There was also this explanation from the CSIRO:
- Barrett said the amount of gas seeping in that area had markedly increased in the past 12 months, a trend he said could be caused by a shift in sediment from the river bed, which would mean the gas was less dispersed, or could be the result of water that rushed into the alluvial aquifer during the 2011 Queensland floods slowly depleting, which would release the pressure and allow more methane to come to the surface.
In the latter Barrett says succinctly:
“The isotopic signature is telling us it’s coming from coal at that point in the landscape but coal is quite close to the surface and there’s a naturally existing small fault line, which cuts the river at that point,” he said.
Soon after the increased bubbling was first reported in 2012, geologist Gavin Mudd did a piece in The Conversation explaining the setup. Essentially the CSG is found in the Walloon Coal Measures, the coal-bearing aquifers which mostly lie below the Condamine Alluvium, the groundwater aquifers used for stock, agriculture and even human consumption. The Coal Measures and the Condamine Alluvium are mostly separated by layers of sandstone. Extracting CSG is done by dewatering the coal bearing aquifers. The biggest risk is that with the reduction in pressure in the coal aquifers, fissures can develop which drain or depressurise the useful groundwater aquifers.
Mudd’s opinion in this case was that “there is clearly a technically plausible process for CSG activities to be a factor in the methane gas now bubbling to the surface – either wholly or in part.”
He would find it hard to believe that the CSG had nothing to do with the bubbling.

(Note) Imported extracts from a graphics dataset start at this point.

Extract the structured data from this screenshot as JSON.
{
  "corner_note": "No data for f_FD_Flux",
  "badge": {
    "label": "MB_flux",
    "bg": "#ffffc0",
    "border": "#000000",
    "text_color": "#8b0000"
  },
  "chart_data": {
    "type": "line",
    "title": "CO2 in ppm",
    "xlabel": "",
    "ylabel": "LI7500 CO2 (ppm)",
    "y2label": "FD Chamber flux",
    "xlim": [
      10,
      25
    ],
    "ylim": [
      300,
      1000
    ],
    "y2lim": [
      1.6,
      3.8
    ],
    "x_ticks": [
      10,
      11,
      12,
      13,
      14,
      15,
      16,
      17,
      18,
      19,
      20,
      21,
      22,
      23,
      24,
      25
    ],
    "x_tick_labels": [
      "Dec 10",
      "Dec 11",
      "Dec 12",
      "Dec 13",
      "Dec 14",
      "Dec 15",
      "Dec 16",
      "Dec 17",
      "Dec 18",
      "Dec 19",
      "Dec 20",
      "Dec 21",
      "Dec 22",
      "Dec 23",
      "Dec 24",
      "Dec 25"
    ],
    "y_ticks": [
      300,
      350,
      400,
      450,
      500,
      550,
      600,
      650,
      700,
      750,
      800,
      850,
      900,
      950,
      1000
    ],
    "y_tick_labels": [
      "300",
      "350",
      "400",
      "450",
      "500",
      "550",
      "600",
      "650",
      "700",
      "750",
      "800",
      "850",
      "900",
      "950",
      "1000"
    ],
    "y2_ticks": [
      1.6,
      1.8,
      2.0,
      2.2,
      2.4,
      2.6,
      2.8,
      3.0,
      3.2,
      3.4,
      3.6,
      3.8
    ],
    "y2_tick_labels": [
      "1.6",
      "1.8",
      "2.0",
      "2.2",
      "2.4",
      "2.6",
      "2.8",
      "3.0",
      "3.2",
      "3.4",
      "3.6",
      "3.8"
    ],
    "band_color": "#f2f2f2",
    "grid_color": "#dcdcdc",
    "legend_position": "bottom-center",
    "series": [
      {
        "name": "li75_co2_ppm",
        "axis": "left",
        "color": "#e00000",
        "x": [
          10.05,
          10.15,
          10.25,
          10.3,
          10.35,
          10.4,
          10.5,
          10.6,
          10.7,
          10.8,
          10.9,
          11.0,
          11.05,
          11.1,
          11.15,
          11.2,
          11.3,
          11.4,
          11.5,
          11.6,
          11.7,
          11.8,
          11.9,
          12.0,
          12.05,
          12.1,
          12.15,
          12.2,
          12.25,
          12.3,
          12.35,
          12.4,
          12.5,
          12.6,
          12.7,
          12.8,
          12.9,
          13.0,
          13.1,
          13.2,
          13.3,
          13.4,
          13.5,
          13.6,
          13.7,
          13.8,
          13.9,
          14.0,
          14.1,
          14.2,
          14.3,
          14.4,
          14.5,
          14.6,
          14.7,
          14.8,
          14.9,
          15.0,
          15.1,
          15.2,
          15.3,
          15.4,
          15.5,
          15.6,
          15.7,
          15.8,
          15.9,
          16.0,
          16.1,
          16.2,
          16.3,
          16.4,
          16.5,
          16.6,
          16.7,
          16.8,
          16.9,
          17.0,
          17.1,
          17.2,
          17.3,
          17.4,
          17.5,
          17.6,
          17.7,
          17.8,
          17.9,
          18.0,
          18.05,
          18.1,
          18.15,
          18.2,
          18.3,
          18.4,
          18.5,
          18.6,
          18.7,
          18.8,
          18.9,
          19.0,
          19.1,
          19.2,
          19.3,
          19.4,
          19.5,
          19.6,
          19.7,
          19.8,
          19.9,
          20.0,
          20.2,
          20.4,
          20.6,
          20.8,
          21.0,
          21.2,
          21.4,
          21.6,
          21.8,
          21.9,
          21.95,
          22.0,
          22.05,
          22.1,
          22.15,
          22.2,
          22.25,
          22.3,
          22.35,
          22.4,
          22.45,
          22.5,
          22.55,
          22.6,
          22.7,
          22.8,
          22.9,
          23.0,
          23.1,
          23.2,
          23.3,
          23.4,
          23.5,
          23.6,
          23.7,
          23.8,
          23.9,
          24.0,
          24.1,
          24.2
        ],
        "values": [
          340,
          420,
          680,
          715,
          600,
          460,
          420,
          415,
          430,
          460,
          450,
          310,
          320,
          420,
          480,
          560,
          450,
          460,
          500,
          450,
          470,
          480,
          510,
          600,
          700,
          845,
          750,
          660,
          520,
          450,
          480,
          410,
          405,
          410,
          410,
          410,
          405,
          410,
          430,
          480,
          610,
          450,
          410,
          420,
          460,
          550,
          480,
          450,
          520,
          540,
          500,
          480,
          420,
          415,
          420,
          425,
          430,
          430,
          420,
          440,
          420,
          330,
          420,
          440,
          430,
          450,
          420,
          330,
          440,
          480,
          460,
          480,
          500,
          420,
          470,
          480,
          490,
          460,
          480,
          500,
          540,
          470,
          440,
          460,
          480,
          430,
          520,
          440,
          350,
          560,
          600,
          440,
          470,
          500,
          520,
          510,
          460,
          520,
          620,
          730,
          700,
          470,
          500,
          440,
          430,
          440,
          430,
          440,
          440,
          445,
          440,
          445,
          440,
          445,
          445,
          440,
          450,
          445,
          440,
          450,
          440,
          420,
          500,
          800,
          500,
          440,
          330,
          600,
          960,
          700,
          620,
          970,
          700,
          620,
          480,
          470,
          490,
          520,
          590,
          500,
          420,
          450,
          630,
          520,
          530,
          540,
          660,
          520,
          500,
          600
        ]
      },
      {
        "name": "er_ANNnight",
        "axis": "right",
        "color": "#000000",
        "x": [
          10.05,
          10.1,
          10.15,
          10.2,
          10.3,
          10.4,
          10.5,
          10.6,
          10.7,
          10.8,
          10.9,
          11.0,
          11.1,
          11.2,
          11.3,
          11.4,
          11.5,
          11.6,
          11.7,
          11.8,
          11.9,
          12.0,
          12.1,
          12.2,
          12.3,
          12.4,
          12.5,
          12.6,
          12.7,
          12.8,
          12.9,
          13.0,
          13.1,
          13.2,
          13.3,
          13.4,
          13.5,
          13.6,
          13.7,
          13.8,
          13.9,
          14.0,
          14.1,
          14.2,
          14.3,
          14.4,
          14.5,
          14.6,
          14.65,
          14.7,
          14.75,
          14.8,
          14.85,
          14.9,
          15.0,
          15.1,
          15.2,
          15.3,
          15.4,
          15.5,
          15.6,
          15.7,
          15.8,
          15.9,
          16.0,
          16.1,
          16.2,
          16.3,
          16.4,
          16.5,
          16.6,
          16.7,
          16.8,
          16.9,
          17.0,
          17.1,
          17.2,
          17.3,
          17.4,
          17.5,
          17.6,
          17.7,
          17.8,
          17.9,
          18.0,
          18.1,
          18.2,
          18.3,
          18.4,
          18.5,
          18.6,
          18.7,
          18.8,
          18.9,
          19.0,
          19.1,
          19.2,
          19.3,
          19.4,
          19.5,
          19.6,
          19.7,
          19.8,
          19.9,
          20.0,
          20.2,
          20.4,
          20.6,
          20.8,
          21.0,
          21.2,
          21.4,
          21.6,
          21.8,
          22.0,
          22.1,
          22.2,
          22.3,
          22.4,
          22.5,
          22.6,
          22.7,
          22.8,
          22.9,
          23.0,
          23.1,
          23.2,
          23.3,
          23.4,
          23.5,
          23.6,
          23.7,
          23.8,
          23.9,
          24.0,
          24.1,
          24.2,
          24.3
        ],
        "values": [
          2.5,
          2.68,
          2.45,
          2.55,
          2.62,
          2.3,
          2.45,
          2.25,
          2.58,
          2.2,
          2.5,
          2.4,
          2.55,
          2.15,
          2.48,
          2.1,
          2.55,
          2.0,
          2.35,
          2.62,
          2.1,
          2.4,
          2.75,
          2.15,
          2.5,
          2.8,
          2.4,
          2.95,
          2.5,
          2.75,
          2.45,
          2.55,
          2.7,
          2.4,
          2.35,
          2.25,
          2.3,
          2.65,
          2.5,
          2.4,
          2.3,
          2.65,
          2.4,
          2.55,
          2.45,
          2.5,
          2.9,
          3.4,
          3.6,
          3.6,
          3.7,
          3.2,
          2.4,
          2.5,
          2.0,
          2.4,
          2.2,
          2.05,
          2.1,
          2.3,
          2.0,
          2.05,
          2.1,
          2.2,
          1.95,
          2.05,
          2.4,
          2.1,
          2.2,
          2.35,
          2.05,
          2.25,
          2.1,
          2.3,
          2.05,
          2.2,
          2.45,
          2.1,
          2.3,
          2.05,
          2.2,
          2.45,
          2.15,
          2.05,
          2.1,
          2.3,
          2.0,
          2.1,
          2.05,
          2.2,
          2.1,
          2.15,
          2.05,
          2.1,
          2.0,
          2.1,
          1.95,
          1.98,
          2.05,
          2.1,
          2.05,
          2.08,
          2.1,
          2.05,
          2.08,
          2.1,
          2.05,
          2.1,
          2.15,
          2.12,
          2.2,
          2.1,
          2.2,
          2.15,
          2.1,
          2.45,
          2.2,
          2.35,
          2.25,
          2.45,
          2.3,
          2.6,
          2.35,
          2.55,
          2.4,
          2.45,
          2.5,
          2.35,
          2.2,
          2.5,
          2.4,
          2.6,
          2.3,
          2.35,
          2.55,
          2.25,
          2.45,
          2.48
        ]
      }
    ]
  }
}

The CSIRO have said they can’t be sure, but there is a plausible natural explanation and that the involvement of CSG is unlikely. There are also reasons why it is increasing and may have not been observed before by local farmers.
I understand that gas bubbles have been observed for many years in parts of the Condamine and it is part of traditional Aboriginal knowledge. I’m not sure about the exact site where it’s happening now.
On the issues of uncertainty and risk with CSG mining, have a look at my post at Larvatus Prodeo (especially the pictures), where I quoted John Helmuth:
- When a well is drilled information about the geology is gathered. However, no certain information can be gained about the existence of “geological flaws, fissures, faults, joints and planes of weaknesses, load and relaxation cracks” between the wells.
Nevertheless the CSIRO have assessed the area and find a connection with CSG mining unlikely.
I don’t know whether fracking has been employed in the area, but I doubt it.
The coal seam gas industry is basically evil, but Buckingham shouldn’t shouldn’t make damaging allegations about the honesty of scientists unless he is very sure of his ground and has science rather than stunts to back them up.
I thought I might include here some links to earlier work. Some of us did quite a lot back in 2012 under the banner of FAQ Research in a joint project with Crikey. At the main link you will find further links to research articles, film interviews, blog posts and photo essays.
Robert Merkel did an overview paper:
Here’s some of my stuff, before and during the FAQ project:
- Coal seam gas prospects: economic bonanza or future industrial wasteland? (2010)
Finally Mark’s 2013 post Coal Seam Gas, Four Corners, and failed governance has direct relevance to the present issue, see especially the comments thread.
I’ll stick with ‘don’t know’. It’s possible there is a connection with CSG. Maybe, maybe not.
I don’t think, however, that Buckingham has a warrant to accuse Barrett of being a mining industry apologist.